Personal home insurance will continue to face a firm pricing environment for the foreseeable future, the CEO of Intact Financial Corporation said at a recent virtual conference.
“You can expect a firm pricing environment, mid- to upper-single-digit range for the foreseeable future, mid-term for sure,” Intact Financial Corporation CEO Charles Brindamour says during a virtual fireside chat at the CIBC Western Institutional Investor Conference. “This is a segment that is in the process of adjusting to the new reality.”
Brindamour made his comments in response to a question from moderator Paul Holden, banks and insurance analyst and managing director with CIBC, about hard pricing conditions in personal and commercial lines.
Brindamour notes home insurance has seen the effects of inflation, driven by parts and construction material costs, “but more importantly, changes in weather patterns. We’ve seen that again this year.”
His findings are in line with what rate aggregator RatesDotCa found: home insurance policyholders can expect an average 5% rate increase in 2022.
Intact CEO Charles Brindamour speaking during a virtual fireside chat at the 25th annual CIBC Western Institutional Investor Conference.
Insurers speaking at a Canadian Underwriter webinar Jan. 25 agreed the hard market in personal property won’t be going away any time soon.
“It’s going to be an interesting time in personal property over the next number of years, particularly looking into next year,” says Gore Mutual CEO Andy Taylor. He pointed to climate change as one factor affecting the hard market. “I think these costs of climate are not yet fully reflected in pricing for personal property across the country.”
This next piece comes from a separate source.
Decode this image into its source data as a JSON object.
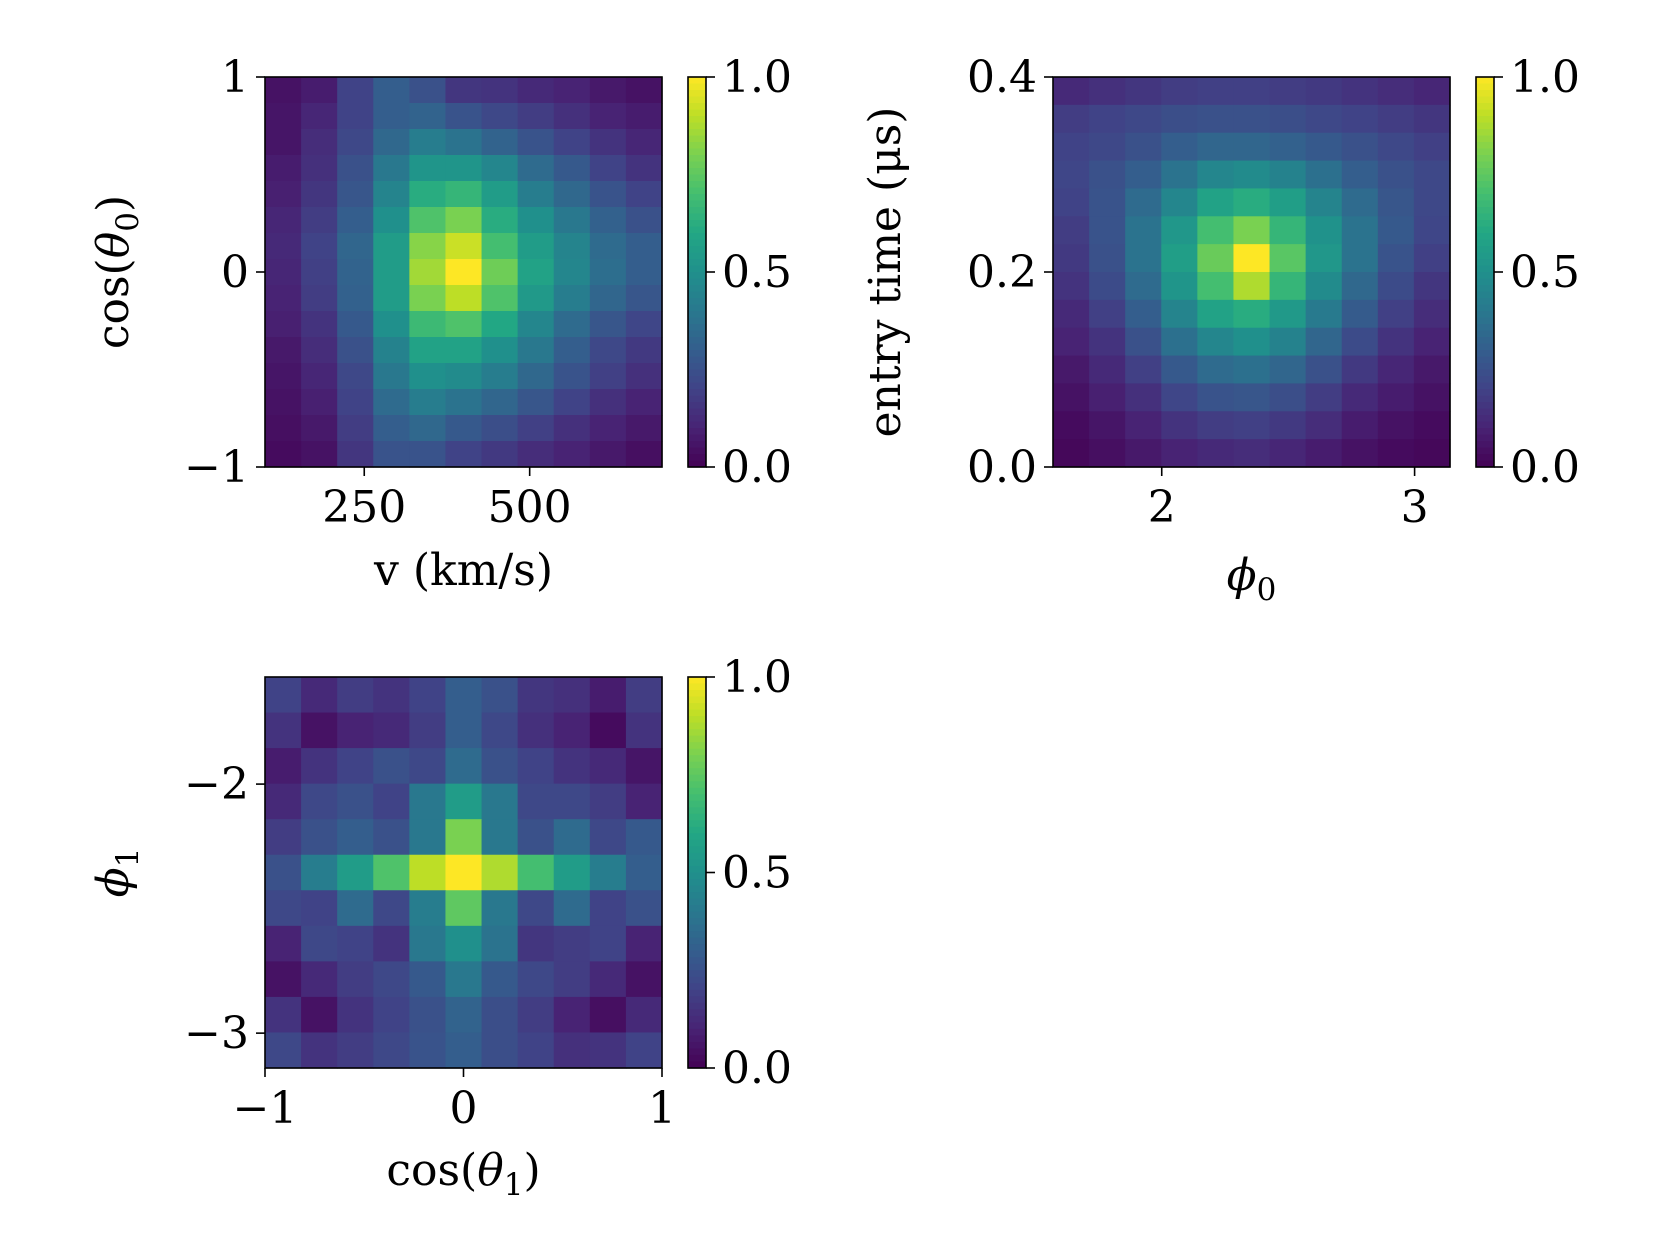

Carol Jardine, president of Canadian P&C operations for Wawanesa Mutual Insurance Company, adds that although reinsurance treaties may not have been impacted for catastrophe, “everybody’s got a climate risk loading in their pricing of about 5%.”
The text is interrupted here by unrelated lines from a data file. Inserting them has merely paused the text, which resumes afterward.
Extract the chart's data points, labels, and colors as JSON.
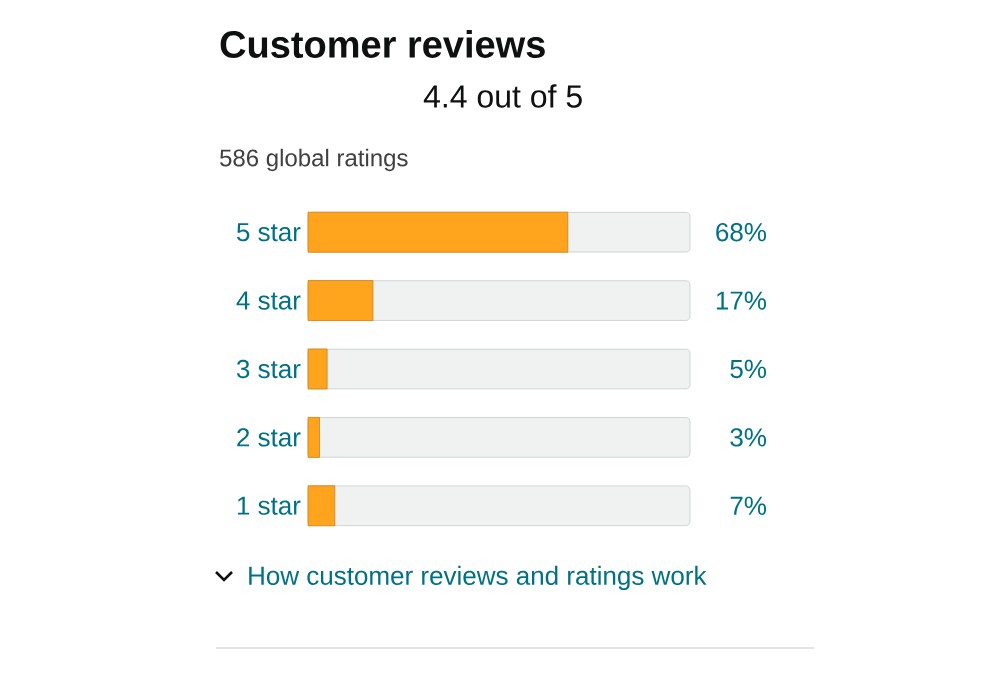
{
  "chart_data": {
    "type": "bar",
    "orientation": "horizontal",
    "title": "Customer reviews",
    "subtitle": "4.4 out of 5",
    "annotations": [
      "586 global ratings",
      "How customer reviews and ratings work"
    ],
    "categories": [
      "5 star",
      "4 star",
      "3 star",
      "2 star",
      "1 star"
    ],
    "values": [
      68,
      17,
      5,
      3,
      7
    ],
    "value_labels": [
      "68%",
      "17%",
      "5%",
      "3%",
      "7%"
    ],
    "color": "#ffa41c",
    "xlim": [
      0,
      100
    ],
    "tick_labels": "y"
  }
}
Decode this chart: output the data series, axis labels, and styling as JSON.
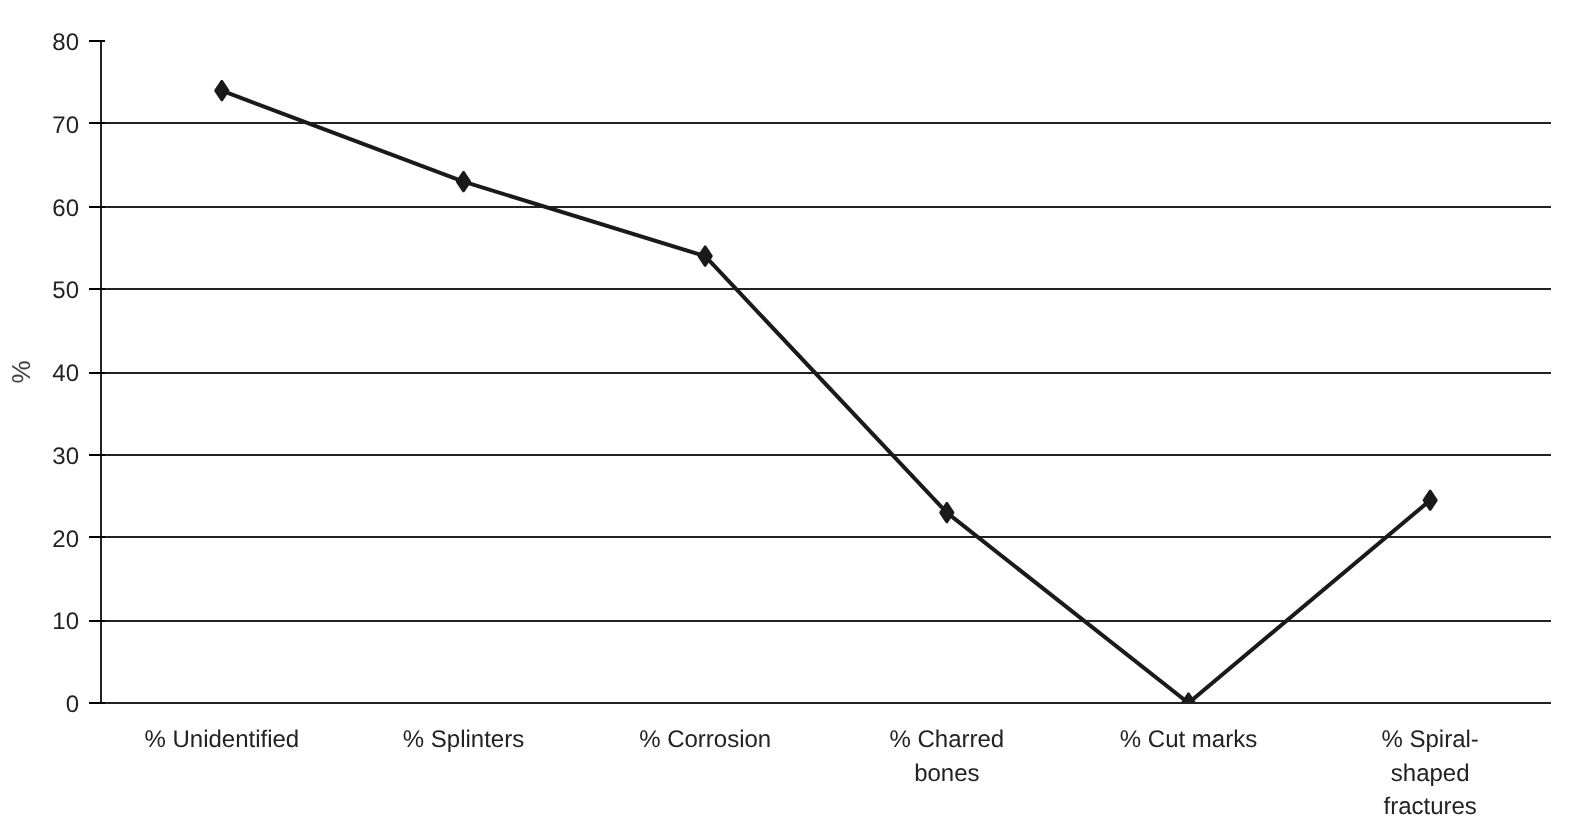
{
  "chart_data": {
    "type": "line",
    "ylabel": "%",
    "categories": [
      "% Unidentified",
      "% Splinters",
      "% Corrosion",
      "% Charred\nbones",
      "% Cut marks",
      "% Spiral-\nshaped\nfractures"
    ],
    "series": [
      {
        "color": "#1a1a1a",
        "values": [
          74,
          63,
          54,
          23,
          0,
          24.5
        ]
      }
    ],
    "ylim": [
      0,
      80
    ],
    "yticks": [
      0,
      10,
      20,
      30,
      40,
      50,
      60,
      70,
      80
    ],
    "grid": "y",
    "marker": "diamond",
    "line_style": "solid"
  }
}
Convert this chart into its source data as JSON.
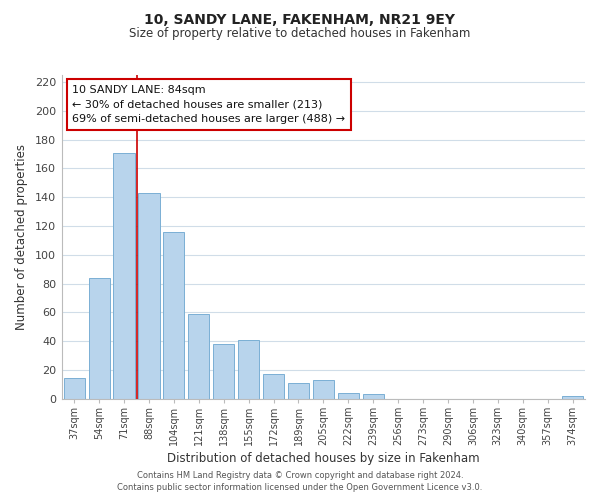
{
  "title": "10, SANDY LANE, FAKENHAM, NR21 9EY",
  "subtitle": "Size of property relative to detached houses in Fakenham",
  "xlabel": "Distribution of detached houses by size in Fakenham",
  "ylabel": "Number of detached properties",
  "footer_line1": "Contains HM Land Registry data © Crown copyright and database right 2024.",
  "footer_line2": "Contains public sector information licensed under the Open Government Licence v3.0.",
  "bar_labels": [
    "37sqm",
    "54sqm",
    "71sqm",
    "88sqm",
    "104sqm",
    "121sqm",
    "138sqm",
    "155sqm",
    "172sqm",
    "189sqm",
    "205sqm",
    "222sqm",
    "239sqm",
    "256sqm",
    "273sqm",
    "290sqm",
    "306sqm",
    "323sqm",
    "340sqm",
    "357sqm",
    "374sqm"
  ],
  "bar_values": [
    14,
    84,
    171,
    143,
    116,
    59,
    38,
    41,
    17,
    11,
    13,
    4,
    3,
    0,
    0,
    0,
    0,
    0,
    0,
    0,
    2
  ],
  "bar_color": "#b8d4ec",
  "bar_edge_color": "#7aafd4",
  "ylim": [
    0,
    225
  ],
  "yticks": [
    0,
    20,
    40,
    60,
    80,
    100,
    120,
    140,
    160,
    180,
    200,
    220
  ],
  "marker_color": "#cc0000",
  "annotation_title": "10 SANDY LANE: 84sqm",
  "annotation_line1": "← 30% of detached houses are smaller (213)",
  "annotation_line2": "69% of semi-detached houses are larger (488) →",
  "annotation_box_edge": "#cc0000",
  "background_color": "#ffffff",
  "grid_color": "#d0dde8"
}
For Intact, personal home is one of its most profitable segments. “Yet, there is room to expand the margin, there’s room to outperform in that segment and it’s true in Canada and it’s true in the U.K,” Brindamour says during the Jan. 20 webinar. “So far, we’re positive about what we’re seeing there and think we’ll be able to find opportunities.”
In personal auto, inflation related to technology and parts along with liability has been rising for at least three or four years. “As a result, the market is pretty rational from a competitive point of view,” Brindamour says. “On the other hand, you’ve seen a reduction in driving during COVID, a reduction in frequency, this has clearly tamed the rate increase that would have otherwise taken place in the market.
“As driving returns back to normal, as frequencies will migrate back to normal over time, we do expect that the pricing environment will likely resume its increases some time in the coming months, as you’ve seen a number of competitors start to move in the second half of 2021,” he says.
Commercial lines are “firm to hard everywhere we operate,” Brindamour says. “And that’s a very good environment for us to leverage some of our pricing risk selection tools and expand our margin because the pricing environment offers more opportunity than the inflation we’re seeing in commercial lines. I do expect a pretty strong – call this a ‘trading environment,’ as our friends in the U.K. would say – for us in the next 24 months.”